As of Wednesday, just one processor in Deschutes County had applied for a license, along with 19 growers, five wholesalers and 10 retailers. The county has banned recreational marijuana businesses. The County Commission may decide in August to lift the ban or allow voters to decide in November. Until the ban is lifted, medical marijuana businesses in the county may not apply for OLCC licenses. The county ban does not apply in Bend, where marijuana businesses are permitted.

Tough business

However, the high cost of doing business in marijuana is a bar to entry for many would-be entrepreneurs, along with the challenges faced by any other startup in Bend. A lack of commercial kitchens, for example, is one hindrance to producing enough edible products to meet consumer demand, Yee said.

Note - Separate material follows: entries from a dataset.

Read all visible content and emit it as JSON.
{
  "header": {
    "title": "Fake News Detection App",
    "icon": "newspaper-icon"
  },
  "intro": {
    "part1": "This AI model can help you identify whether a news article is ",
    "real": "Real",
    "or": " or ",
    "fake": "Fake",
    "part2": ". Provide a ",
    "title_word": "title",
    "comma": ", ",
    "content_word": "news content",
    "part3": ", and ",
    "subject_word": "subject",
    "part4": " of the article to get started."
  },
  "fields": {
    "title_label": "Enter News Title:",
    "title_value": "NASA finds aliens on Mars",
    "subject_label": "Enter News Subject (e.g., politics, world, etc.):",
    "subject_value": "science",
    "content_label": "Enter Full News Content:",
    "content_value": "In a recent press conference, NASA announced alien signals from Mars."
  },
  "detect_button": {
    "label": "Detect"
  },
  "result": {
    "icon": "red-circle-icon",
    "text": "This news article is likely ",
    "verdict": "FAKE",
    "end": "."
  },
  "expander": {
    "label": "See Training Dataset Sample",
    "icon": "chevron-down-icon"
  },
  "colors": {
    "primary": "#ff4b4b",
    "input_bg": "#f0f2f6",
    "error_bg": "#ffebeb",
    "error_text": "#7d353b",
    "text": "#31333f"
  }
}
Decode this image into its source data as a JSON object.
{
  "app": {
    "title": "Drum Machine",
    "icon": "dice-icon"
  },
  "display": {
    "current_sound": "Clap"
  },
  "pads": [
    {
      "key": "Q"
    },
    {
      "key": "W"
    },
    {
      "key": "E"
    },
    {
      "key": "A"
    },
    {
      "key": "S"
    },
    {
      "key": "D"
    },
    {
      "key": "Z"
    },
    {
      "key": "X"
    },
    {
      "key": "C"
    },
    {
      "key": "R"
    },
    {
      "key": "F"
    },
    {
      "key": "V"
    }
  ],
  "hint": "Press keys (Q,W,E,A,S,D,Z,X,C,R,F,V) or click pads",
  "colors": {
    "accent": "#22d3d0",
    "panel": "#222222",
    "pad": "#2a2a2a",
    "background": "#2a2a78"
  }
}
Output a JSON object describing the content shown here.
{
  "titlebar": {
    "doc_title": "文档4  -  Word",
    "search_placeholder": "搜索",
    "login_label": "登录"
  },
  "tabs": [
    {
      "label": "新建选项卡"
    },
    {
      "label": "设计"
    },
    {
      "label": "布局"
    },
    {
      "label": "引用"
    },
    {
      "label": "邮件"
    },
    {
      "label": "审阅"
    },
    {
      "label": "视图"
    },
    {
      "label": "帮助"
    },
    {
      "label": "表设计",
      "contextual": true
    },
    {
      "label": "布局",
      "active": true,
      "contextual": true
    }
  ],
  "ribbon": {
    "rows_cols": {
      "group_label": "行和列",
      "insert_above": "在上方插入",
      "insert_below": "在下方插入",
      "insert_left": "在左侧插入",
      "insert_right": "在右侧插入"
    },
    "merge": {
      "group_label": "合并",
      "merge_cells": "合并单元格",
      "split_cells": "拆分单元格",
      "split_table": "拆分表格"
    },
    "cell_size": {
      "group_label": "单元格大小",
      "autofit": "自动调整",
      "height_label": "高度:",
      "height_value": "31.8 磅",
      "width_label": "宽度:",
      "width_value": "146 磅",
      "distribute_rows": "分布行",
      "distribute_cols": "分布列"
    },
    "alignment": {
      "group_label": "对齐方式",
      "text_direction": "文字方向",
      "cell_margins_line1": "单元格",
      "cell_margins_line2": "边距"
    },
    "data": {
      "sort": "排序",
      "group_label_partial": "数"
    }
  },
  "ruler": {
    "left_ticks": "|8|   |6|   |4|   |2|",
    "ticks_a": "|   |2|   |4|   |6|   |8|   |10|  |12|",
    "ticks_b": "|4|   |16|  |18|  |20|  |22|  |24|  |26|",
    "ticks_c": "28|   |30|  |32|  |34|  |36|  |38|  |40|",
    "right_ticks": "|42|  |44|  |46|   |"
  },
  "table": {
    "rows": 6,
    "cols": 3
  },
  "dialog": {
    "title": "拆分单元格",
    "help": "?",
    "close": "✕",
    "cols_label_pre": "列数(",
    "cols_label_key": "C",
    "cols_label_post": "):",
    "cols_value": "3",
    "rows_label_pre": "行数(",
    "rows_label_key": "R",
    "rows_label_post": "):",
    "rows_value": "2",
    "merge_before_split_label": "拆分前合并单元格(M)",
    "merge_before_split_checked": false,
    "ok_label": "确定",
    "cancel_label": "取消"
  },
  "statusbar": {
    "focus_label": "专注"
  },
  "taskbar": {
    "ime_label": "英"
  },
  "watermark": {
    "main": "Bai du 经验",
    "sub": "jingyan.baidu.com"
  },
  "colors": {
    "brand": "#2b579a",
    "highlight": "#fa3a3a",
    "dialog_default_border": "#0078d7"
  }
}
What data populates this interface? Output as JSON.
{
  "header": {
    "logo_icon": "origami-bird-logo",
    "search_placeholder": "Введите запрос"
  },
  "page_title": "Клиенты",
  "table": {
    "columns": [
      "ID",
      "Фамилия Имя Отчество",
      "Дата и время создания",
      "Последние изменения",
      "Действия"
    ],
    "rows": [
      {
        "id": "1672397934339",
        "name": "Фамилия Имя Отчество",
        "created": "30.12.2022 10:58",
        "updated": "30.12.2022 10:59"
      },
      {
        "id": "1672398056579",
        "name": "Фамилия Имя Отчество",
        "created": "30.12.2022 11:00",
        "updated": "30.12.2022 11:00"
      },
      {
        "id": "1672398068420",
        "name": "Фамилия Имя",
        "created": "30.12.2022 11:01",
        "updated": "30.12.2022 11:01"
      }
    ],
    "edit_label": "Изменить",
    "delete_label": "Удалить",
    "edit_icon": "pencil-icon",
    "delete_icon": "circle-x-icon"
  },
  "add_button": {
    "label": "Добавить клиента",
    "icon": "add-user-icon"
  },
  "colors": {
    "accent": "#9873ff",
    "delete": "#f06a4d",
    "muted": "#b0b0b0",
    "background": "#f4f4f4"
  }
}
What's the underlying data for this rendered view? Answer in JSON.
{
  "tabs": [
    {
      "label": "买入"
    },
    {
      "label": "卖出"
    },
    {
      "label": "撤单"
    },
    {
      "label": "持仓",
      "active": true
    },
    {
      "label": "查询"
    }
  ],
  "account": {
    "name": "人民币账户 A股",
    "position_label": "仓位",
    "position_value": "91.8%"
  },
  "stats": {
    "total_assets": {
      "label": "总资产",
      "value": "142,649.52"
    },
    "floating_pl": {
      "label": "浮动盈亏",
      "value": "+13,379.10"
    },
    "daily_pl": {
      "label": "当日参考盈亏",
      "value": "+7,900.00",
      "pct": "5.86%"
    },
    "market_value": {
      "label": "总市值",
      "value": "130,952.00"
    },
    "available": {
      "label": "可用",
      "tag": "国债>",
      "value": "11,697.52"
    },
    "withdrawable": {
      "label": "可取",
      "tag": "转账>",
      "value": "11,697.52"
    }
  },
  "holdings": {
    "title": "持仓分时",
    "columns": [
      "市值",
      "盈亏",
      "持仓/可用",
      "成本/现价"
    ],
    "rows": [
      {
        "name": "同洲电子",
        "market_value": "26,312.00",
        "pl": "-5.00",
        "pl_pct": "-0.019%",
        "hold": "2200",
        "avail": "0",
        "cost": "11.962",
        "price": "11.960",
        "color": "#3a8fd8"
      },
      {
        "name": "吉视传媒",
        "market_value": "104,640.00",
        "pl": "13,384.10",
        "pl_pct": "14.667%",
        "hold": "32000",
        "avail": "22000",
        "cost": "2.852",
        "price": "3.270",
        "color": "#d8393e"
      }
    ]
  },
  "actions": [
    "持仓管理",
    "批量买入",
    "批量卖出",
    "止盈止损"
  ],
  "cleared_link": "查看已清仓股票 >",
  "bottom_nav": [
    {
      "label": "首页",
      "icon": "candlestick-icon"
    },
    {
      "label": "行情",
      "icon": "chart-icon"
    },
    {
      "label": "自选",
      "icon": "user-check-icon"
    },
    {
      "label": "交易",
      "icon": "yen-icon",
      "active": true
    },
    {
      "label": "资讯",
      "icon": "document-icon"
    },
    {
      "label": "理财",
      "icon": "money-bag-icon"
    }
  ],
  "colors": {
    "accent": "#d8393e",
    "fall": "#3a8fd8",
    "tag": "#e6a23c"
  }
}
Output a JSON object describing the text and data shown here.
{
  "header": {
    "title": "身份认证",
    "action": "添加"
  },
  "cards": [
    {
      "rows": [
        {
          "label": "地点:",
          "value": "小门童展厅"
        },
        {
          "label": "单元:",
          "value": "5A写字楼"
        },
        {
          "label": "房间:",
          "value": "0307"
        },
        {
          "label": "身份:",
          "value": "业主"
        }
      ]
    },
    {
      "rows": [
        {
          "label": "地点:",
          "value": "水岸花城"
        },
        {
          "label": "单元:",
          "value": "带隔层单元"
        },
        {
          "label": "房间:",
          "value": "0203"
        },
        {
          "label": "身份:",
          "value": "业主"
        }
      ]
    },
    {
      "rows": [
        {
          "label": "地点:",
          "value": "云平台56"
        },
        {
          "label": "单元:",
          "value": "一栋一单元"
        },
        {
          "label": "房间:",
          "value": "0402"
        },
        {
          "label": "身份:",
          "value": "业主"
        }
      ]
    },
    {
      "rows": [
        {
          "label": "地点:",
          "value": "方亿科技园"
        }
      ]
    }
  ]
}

Lunchbox Alchemy operates a commercial kitchen in a separate location in Bend, but Yee said he is planning to expand and consolidate the business into a larger space. Lunchbox Alchemy supplies more than 250 of the 414 medical marijuana dispensaries in Oregon, Yee said.

Another, smaller processor in Bend, High Desert Pure, supplies only six marijuana dispensaries in Bend with applicators and vaporizers filled with extract. The co-owner, Jack Robson, said sales have doubled since June 2.

“Our growth plan is to expand over the next month or two to serve all the dispensaries in Central Oregon,” Robson said, “and then we’ll be heading over into the (Willamette) Valley. We’ve already had preliminary conversations with some folks in Salem, Eugene and Southern Oregon.”

Yee said the business and regulatory environment, particularly federal laws on marijuana trafficking, make marijuana processing a low-margin, high-cost business, for the time being. It’s a matter of waiting in line for eventual success, he said. The market is largely untapped, in his view.

“Prior to this adult-use cannabis becoming legal in Oregon, we had 70,000-plus medical patients,” Yee said. “Now, we firmly believe that 18 to 20 percent of the population could, would try this if given the opportunity, which would put you closer to a million, or just under a million people out of a 4 million population.”